Scotland

DNA test developed in Glasgow links ageing and poverty

DNA
Image caption The ageing process can be measured by studying chromosomes

Scientists in Glasgow have developed a new test of the ageing process based on DNA evidence.

They have said it could provide faster feedback on public health measures.

Until now, evidence of health improvement has involved waiting a generation or more to measure how many people become ill.

Work by the Glasgow Centre for Population Health has confirmed the link between social factors and the rate at which people age.

Their findings have been published in the Public Library of Science.

The scientists measured the length of telomeres, the tails on the ends of chromosomes, in sample groups in the Glasgow area.

The Telomeres tend to become shorter over a person's lifetime, indicating the speed of the ageing process.

The Glasgow researchers found that, over a 10-year period, telomeres shortened by an average of 7.7% in people whose household income was below £25,000. For those on higher incomes, the shortening averaged 0.6%.

Changes in diet

A similar trend in telomere lengths was found in comparisons of those in rented housing with home owners, and of those with the poorest diets and those who ate well.

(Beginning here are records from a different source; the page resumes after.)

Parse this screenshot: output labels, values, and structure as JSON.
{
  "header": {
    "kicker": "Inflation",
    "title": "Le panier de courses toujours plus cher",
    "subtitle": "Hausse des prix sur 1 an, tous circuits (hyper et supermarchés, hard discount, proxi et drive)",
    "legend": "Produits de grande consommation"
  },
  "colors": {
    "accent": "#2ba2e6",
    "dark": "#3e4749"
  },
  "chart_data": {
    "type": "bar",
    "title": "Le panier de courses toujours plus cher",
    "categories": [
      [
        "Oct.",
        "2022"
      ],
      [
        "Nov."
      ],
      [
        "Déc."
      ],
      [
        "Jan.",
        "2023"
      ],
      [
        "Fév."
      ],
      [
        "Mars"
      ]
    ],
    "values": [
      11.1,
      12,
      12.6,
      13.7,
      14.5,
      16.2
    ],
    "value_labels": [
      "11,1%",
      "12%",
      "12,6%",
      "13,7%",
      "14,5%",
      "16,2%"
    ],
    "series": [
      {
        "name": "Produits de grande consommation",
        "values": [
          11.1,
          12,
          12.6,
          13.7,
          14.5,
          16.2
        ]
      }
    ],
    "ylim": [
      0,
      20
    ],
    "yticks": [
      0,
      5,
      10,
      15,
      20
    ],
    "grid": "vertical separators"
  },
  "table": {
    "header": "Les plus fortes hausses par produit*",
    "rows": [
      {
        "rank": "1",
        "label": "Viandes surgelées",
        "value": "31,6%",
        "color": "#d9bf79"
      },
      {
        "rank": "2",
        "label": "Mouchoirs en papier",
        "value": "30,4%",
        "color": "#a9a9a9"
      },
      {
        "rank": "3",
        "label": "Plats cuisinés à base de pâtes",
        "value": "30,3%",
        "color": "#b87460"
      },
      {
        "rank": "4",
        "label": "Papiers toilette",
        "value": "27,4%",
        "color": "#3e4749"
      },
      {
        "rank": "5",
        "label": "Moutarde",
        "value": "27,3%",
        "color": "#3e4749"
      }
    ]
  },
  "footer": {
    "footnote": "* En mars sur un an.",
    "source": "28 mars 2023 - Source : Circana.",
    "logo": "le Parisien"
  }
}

Dr Paul Shiels, of the Institute of Cancer Studies at Glasgow University, said: "We show that accelerated ageing is associated with social status and deprivation in Glasgow.

"This is most prevalent in the over-55s and those with household incomes under £25,000.

"This effect is exacerbated by diet - simply not eating your five portions of fruit and veg a day."

The test gives an indication of ageing within population groups, but does not accurately measure the life expectancy of an individual, because of natural differences in telomere length.

Dr Shiels said: "Its value is at a population level, where large numbers of subjects allow us to observe trends over a period of time.

"It is a tool for looking at the impact of changes in diet, for example.

"This study is a first for Glasgow and indicates that socio-economic conditions do affect the rate at which you age."